Friday, May 04, 2007

sigh

I have always found it easier to let something go than to give it up. No matter what it is letting go is passive. Giving up requires conviction and is usually a whole lot more painful. But it is this giving up that God requires just for this purpose. It is not for God that I give this up. It is for me. He tells me to give it up for Him for my good. If I am attached to something so much that it is that painful to give up that's when I know I should. Some pain is good, though...I don't really know why, but I know it is.

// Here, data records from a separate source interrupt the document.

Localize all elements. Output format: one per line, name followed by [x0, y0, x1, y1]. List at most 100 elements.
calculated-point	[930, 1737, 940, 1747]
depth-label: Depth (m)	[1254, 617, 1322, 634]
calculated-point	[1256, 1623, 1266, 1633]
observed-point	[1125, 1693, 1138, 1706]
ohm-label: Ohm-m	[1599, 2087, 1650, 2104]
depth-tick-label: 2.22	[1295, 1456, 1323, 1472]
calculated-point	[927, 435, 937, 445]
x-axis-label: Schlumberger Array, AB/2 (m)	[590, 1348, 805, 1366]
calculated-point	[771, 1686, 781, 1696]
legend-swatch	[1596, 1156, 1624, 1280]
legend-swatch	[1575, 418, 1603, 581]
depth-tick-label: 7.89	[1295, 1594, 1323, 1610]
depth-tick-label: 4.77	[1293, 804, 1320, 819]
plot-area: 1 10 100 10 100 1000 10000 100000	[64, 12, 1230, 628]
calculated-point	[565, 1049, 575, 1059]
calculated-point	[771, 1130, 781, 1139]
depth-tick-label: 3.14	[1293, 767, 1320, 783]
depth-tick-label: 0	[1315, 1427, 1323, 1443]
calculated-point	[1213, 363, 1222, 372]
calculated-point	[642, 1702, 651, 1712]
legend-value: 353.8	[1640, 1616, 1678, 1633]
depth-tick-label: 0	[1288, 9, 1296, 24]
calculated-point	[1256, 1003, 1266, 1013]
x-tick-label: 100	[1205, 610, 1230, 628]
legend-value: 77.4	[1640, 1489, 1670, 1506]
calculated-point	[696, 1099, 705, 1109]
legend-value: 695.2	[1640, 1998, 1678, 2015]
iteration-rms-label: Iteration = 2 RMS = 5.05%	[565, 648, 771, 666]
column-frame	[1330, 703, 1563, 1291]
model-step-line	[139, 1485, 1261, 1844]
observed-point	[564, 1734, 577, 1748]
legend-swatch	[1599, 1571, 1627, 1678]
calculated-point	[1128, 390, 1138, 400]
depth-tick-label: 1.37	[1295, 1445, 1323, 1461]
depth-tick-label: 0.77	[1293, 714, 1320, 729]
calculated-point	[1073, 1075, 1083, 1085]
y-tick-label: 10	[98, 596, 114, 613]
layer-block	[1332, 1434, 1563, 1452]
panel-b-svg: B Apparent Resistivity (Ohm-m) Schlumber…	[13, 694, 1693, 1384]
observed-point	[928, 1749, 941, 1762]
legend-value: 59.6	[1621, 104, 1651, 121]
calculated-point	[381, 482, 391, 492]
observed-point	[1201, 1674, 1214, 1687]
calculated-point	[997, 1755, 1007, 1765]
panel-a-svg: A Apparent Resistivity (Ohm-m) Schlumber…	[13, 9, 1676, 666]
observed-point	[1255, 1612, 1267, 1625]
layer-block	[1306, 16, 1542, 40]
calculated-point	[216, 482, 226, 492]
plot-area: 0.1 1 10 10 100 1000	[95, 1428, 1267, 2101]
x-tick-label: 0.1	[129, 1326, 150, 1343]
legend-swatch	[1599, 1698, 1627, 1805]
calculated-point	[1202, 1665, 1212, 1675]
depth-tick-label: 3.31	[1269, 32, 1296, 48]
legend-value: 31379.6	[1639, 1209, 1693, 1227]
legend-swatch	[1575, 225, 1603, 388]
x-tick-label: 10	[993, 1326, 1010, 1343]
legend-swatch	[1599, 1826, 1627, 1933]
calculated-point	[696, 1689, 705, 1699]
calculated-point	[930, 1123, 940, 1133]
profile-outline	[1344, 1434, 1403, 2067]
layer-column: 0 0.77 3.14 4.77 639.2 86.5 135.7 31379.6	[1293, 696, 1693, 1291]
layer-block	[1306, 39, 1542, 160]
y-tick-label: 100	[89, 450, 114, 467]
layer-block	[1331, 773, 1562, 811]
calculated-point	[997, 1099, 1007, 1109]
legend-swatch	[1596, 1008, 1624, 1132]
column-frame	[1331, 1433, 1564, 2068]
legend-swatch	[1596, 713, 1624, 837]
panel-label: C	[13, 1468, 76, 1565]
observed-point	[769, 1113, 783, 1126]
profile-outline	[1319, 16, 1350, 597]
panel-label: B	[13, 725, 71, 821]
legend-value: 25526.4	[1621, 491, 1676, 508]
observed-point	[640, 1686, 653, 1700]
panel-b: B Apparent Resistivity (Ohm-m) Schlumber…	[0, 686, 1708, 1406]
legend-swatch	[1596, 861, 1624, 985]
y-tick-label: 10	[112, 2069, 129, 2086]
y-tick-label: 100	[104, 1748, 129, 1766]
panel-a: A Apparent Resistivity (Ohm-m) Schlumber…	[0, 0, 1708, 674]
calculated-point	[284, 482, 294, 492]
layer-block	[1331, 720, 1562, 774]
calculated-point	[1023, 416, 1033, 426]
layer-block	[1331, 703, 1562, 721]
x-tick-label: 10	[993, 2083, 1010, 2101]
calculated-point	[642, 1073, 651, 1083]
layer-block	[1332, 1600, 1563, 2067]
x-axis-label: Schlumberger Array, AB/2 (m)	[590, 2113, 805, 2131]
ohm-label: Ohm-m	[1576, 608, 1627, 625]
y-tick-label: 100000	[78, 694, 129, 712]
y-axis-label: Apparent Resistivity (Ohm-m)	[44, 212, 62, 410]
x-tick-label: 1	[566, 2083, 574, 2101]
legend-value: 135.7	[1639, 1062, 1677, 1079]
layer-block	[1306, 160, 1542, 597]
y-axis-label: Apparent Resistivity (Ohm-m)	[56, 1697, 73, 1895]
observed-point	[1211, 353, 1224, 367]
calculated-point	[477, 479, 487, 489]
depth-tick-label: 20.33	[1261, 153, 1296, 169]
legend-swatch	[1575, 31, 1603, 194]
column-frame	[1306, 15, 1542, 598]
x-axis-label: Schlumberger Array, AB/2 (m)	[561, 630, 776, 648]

Now, I just have to figure out how to keep living my life and not let this hang over me like a pall. I know it will get better with time. I remember my parents talking about my brother when he went overseas. As time went on his e-mails and phone calls became less and less frequent. Although they were sad, they said this was a good sign because he was naturally drifting away from the connection. I know I would do this same thing...the problem is that I think the connection is going to be cut off before this part of my personality can happen. And hey, maybe that's the way it should be. I know I eventually drift in any relationship and I hate it but it's just the pattern I've seen in my life in the past and, well, change is good, right?

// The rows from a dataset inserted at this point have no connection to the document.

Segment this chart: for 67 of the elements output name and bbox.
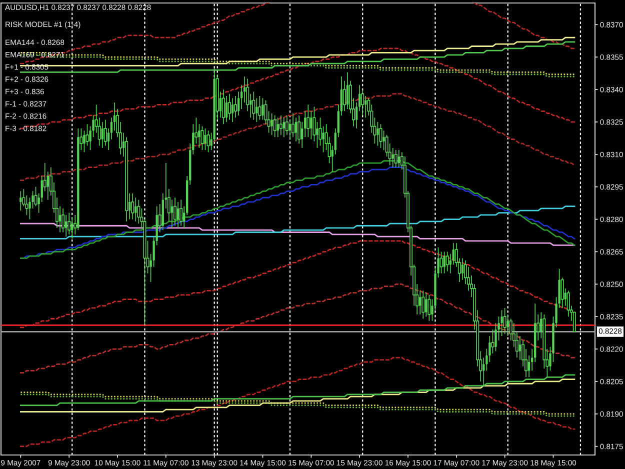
candlestick: [322, 126, 324, 153]
candlestick: [394, 150, 398, 168]
candlestick: [518, 336, 522, 360]
candlestick: [361, 89, 364, 116]
candlestick: [288, 119, 292, 140]
candlestick: [276, 117, 279, 138]
candlestick: [298, 115, 301, 144]
candlestick: [200, 126, 204, 150]
candlestick: [64, 214, 68, 237]
candlestick: [440, 251, 443, 274]
candlestick: [376, 122, 379, 146]
candlestick: [482, 357, 485, 386]
candlestick: [231, 98, 234, 122]
candlestick: [428, 294, 431, 322]
candlestick: [222, 89, 225, 125]
candlestick: [566, 290, 570, 318]
line-series: [20, 283, 576, 374]
candlestick: [176, 202, 180, 228]
candlestick: [279, 115, 282, 136]
candlestick: [419, 290, 422, 315]
candlestick: [20, 190, 22, 212]
candlestick: [294, 117, 298, 142]
line-series: [20, 356, 576, 448]
candlestick: [225, 96, 228, 122]
candlestick: [71, 216, 74, 240]
candlestick: [379, 124, 382, 148]
line-series: [20, 378, 576, 412]
candlestick: [131, 192, 134, 220]
candlestick: [262, 98, 264, 120]
candlestick: [180, 199, 183, 226]
candlestick: [425, 292, 428, 318]
candlestick: [270, 112, 273, 136]
candlestick: [204, 128, 206, 150]
line-series: [474, 3, 576, 50]
candlestick: [443, 251, 446, 274]
candlestick: [134, 197, 137, 222]
candlestick: [382, 130, 385, 150]
candlestick: [173, 197, 177, 226]
candlestick: [62, 208, 65, 233]
candlestick: [306, 104, 310, 138]
candlestick: [234, 96, 238, 118]
candlestick: [252, 91, 256, 120]
candlestick: [282, 117, 286, 138]
candlestick: [310, 110, 312, 140]
candlestick: [506, 314, 509, 336]
candlestick: [273, 115, 276, 138]
candlestick: [68, 212, 71, 235]
candlestick: [170, 199, 174, 228]
candlestick: [461, 258, 464, 280]
candlestick: [104, 119, 107, 146]
candlestick: [346, 72, 349, 110]
candlestick: [228, 93, 231, 120]
candlestick: [258, 96, 262, 120]
line-series: [20, 374, 576, 406]
candlestick: [137, 199, 140, 224]
line-series: [20, 240, 576, 328]
candlestick: [503, 308, 506, 334]
candlestick: [500, 310, 503, 336]
line-series: [20, 206, 576, 240]
candlestick: [398, 150, 400, 168]
candlestick: [446, 251, 449, 272]
candlestick: [256, 98, 258, 122]
candlestick: [292, 112, 295, 138]
candlestick: [422, 290, 425, 320]
candlestick: [206, 130, 210, 153]
candlestick: [285, 115, 288, 136]
candlestick: [58, 206, 62, 233]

I think I'm an all-or-nothing person and when I can't give my all I can't give anything. I have been trying to change this and I think some things are happening but it is turning into a long and painful process. I think I'll always be in the beginning stages of being a believer. I can't ever seem to get past (not that anyone really does) the basic selfish always thinking about myself stage. It's usually when I'm right in the middle of something like that when I miss something else really crutial and important that happens around me. I think I caught it today...although nothing really critical happened, but I did manage to swoop out of my mood...barely. People are starting to take the advice I gave them about what to do with me when I become like this.